Uma pessoa levanta as orelhas e pensa, ó diabo, já vi isto em algum lado. Eu não faço ideia se Shakespeare leu Ovídio. Tudo leva a crer que sim. O homem teve uma esmerada educação a qual passaria naturalmente por um banho de clássicos. Claro que Shakespeare não copiou Ovídio tal como Ubaldo Ribeiro copiou o Padre António Vieira. Onde eu quero chegar é ao seguinte: ler um clássico representa aprender a ler com quem aprendeu a escrever muito antes de nós e que nos dá uma gramática mental, conceptual, cultural graças à qual nos podemos tornar mais livres quando puder finalmente chegar o momento de emergir o escritor que há numa pessoa que o possa vir a ser, em vez de torneiro-mecânico, vendedor de seguros ou manicura. Ler um clássico é muito mais do que ler um clássico, é aprender verdadeiramente a ler e a civilizar-se. Romeu e Julieta lembram Píramo e Tisbe mas não são Píramo e Tisbe, são personagens de Shakespeare e animicamente shakespearianas, e ler Shakespeare nada tem que ver com o ler Ovídio. Mas nada tendo que ver com Ovídio, tudo tem que ver com Ovídio.

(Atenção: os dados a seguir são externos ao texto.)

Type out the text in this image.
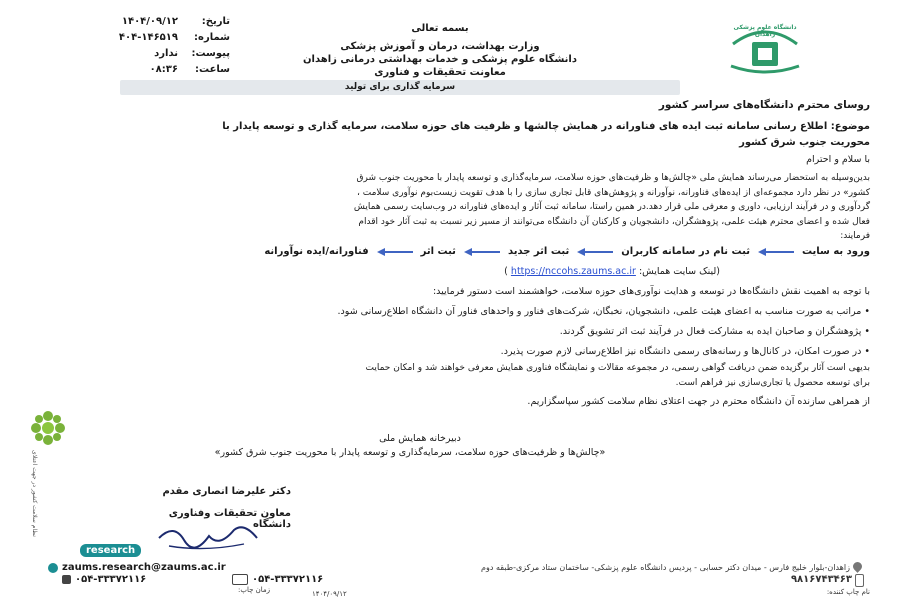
دانشگاه علوم پزشکی زاهدان
بسمه تعالی
وزارت بهداشت، درمان و آموزش پزشکی
دانشگاه علوم پزشکی و خدمات بهداشتی درمانی زاهدان
معاونت تحقیقات و فناوری
تاریخ:
۱۴۰۴/۰۹/۱۲
شماره:
۴۰۴-۱۴۶۵۱۹
پیوست:
ندارد
ساعت:
۰۸:۳۶
سرمایه گذاری برای تولید
روسای محترم دانشگاه‌های سراسر کشور
موضوع: اطلاع رسانی سامانه ثبت ایده های فناورانه در همایش چالشها و ظرفیت های حوزه سلامت، سرمایه گذاری و توسعه پایدار با
محوریت جنوب شرق کشور
با سلام و احترام
بدین‌وسیله به استحضار می‌رساند همایش ملی «چالش‌ها و ظرفیت‌های حوزه سلامت، سرمایه‌گذاری و توسعه پایدار با محوریت جنوب شرق
کشور» در نظر دارد مجموعه‌ای از ایده‌های فناورانه، نوآورانه و پژوهش‌های قابل تجاری سازی را با هدف تقویت زیست‌بوم نوآوری سلامت ،
گردآوری و در فرآیند ارزیابی، داوری و معرفی ملی قرار دهد.در همین راستا، سامانه ثبت آثار و ایده‌های فناورانه در وب‌سایت رسمی همایش
فعال شده و اعضای محترم هیئت علمی، پژوهشگران، دانشجویان و کارکنان آن دانشگاه می‌توانند از مسیر زیر نسبت به ثبت آثار خود اقدام
فرمایند:
ورود به سایت
ثبت نام در سامانه کاربران
ثبت اثر جدید
ثبت اثر
فناورانه/ایده نوآورانه
(لینک سایت همایش: https://nccohs.zaums.ac.ir )
با توجه به اهمیت نقش دانشگاه‌ها در توسعه و هدایت نوآوری‌های حوزه سلامت، خواهشمند است دستور فرمایید:
• مراتب به صورت مناسب به اعضای هیئت علمی، دانشجویان، نخبگان، شرکت‌های فناور و واحدهای فناور آن دانشگاه اطلاع‌رسانی شود.
• پژوهشگران و صاحبان ایده به مشارکت فعال در فرآیند ثبت اثر تشویق گردند.
• در صورت امکان، در کانال‌ها و رسانه‌های رسمی دانشگاه نیز اطلاع‌رسانی لازم صورت پذیرد.
بدیهی است آثار برگزیده ضمن دریافت گواهی رسمی، در مجموعه مقالات و نمایشگاه فناوری همایش معرفی خواهند شد و امکان حمایت
برای توسعه محصول یا تجاری‌سازی نیز فراهم است.
از همراهی سازنده آن دانشگاه محترم در جهت اعتلای نظام سلامت کشور سپاسگزاریم.
دبیرخانه همایش ملی
«چالش‌ها و ظرفیت‌های حوزه سلامت، سرمایه‌گذاری و توسعه پایدار با محوریت جنوب شرق کشور»
نظام سلامت کشور در جهت اعتلای	دکتر علیرضا انصاری مقدم
معاون تحقیقات وفناوری دانشگاه
research
zaums.research@zaums.ac.ir
۰۵۴-۳۳۳۷۲۱۱۶	۰۵۴-۳۳۳۷۲۱۱۶
زاهدان-بلوار خلیج فارس - میدان دکتر حسابی - پردیس دانشگاه علوم پزشکی- ساختمان ستاد مرکزی-طبقه دوم
۹۸۱۶۷۴۳۴۶۳
نام چاپ کننده:
زمان چاپ:	۱۴۰۴/۰۹/۱۲
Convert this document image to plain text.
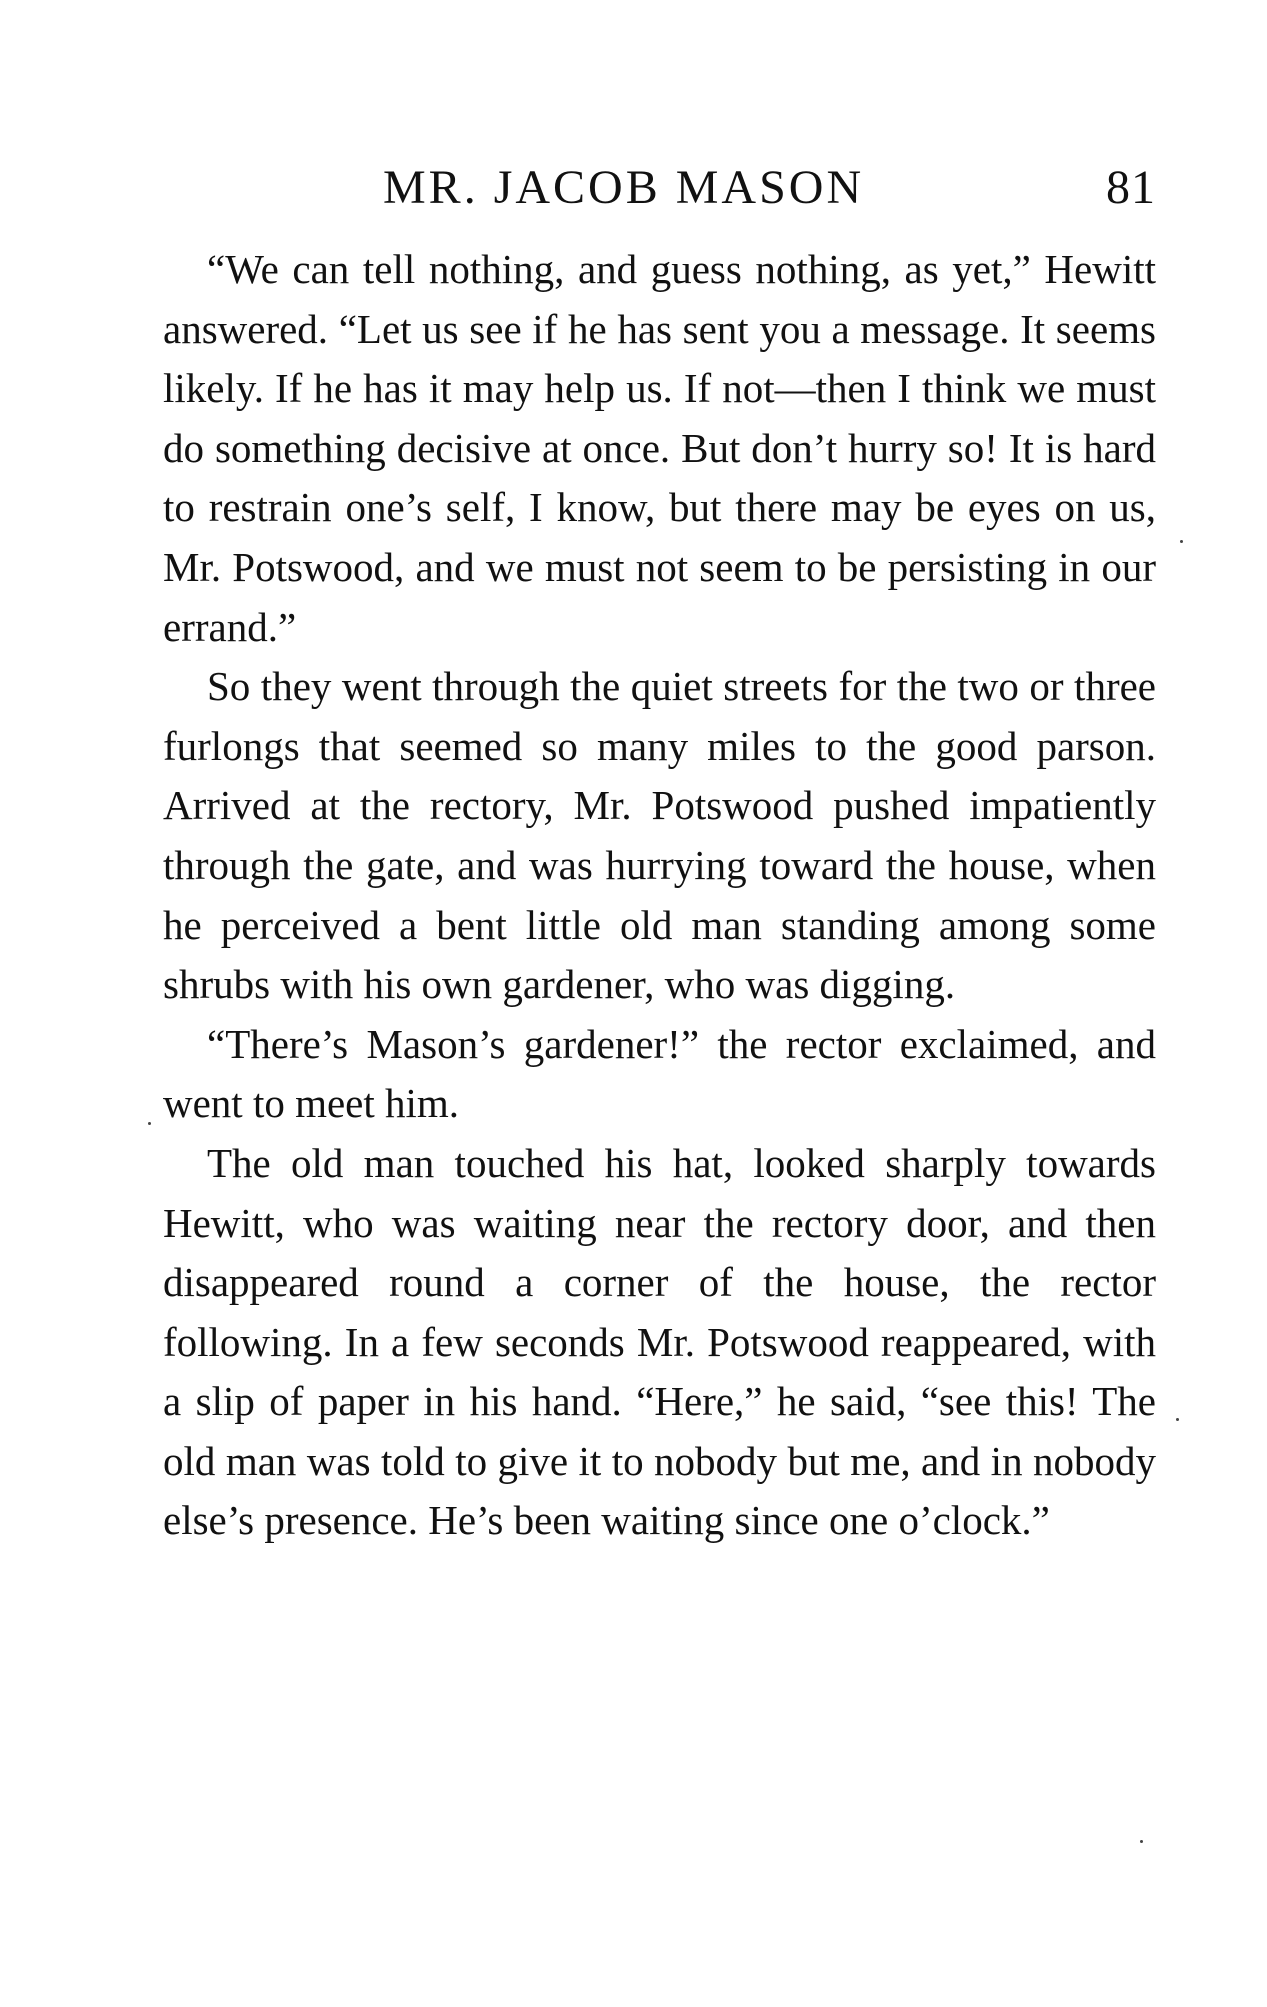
MR. JACOB MASON	81

“We can tell nothing, and guess nothing, as yet,” Hewitt answered. “Let us see if he has sent you a message. It seems likely. If he has it may help us. If not—then I think we must do something decisive at once. But don’t hurry so! It is hard to restrain one’s self, I know, but there may be eyes on us, Mr. Potswood, and we must not seem to be persisting in our errand.”

So they went through the quiet streets for the two or three furlongs that seemed so many miles to the good parson. Arrived at the rectory, Mr. Potswood pushed impatiently through the gate, and was hurrying toward the house, when he perceived a bent little old man standing among some shrubs with his own gardener, who was digging.

“There’s Mason’s gardener!” the rector exclaimed, and went to meet him.

The old man touched his hat, looked sharply towards Hewitt, who was waiting near the rectory door, and then disappeared round a corner of the house, the rector following. In a few seconds Mr. Potswood reappeared, with a slip of paper in his hand. “Here,” he said, “see this! The old man was told to give it to nobody but me, and in nobody else’s presence. He’s been waiting since one o’clock.”
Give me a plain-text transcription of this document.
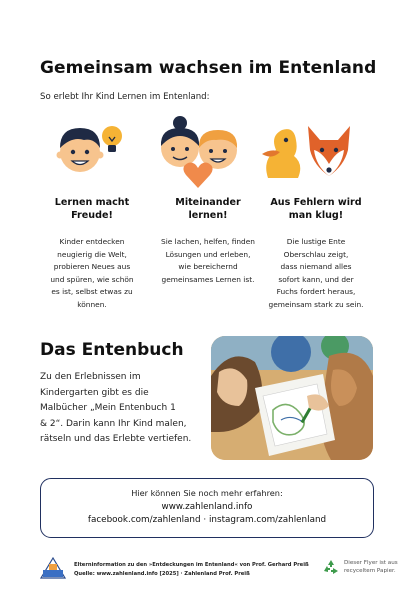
Gemeinsam wachsen im Entenland
So erlebt Ihr Kind Lernen im Entenland:
Lernen macht
Freude!
Miteinander
lernen!
Aus Fehlern wird
man klug!
Kinder entdecken
neugierig die Welt,
probieren Neues aus
und spüren, wie schön
es ist, selbst etwas zu
können.
Sie lachen, helfen, finden
Lösungen und erleben,
wie bereichernd
gemeinsames Lernen ist.
Die lustige Ente
Oberschlau zeigt,
dass niemand alles
sofort kann, und der
Fuchs fordert heraus,
gemeinsam stark zu sein.
Das Entenbuch
Zu den Erlebnissen im
Kindergarten gibt es die
Malbücher „Mein Entenbuch 1
& 2“. Darin kann Ihr Kind malen,
rätseln und das Erlebte vertiefen.
Hier können Sie noch mehr erfahren:
www.zahlenland.info
facebook.com/zahlenland · instagram.com/zahlenland
Elterninformation zu den »Entdeckungen im Entenland« von Prof. Gerhard Preiß
Quelle: www.zahlenland.info [2025] · Zahlenland Prof. Preiß
Dieser Flyer ist aus
recyceltem Papier.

João Ubaldo Ribeiro nada tem que ver com o Padre António Vieira mas tê-lo copiado ou lido os clássicos ter-lhe-á dado um bom empurrão. Copiar um grande clássico como ele fez em criança, não é uma tarefa mecânica, bovina, passiva, indolente. Copiar um grande clássico é apropriar-se dele, comê-lo para depois o digerir ou, dizendo-o de um modo mais elegante, como diria S. Bernardo de Claraval, ah, outro clássico, é como um anão aprender a saltar para os ombros de um gigante para depois poder ver ainda mais longe do que este.
Uma criança que copia os sermões do Padre António Vieira não entende o que lê. Mas o que percebem os bebés quando ouvem à sua volta as pessoas a falar? Nada. E quanto mais qualidade tiver o que ouvem enquanto crescem, melhor pode vir a ser o que irão um dia dizer. Os pedagogos que se deixem de merdas e ponham as crianças a copiar como um zeloso monge copista no seu scriptorium. A criatividade dá muito trabalho e grande parte da que vejo à minha volta é de fugir. Sinal dos tempos, como diria outro clássico.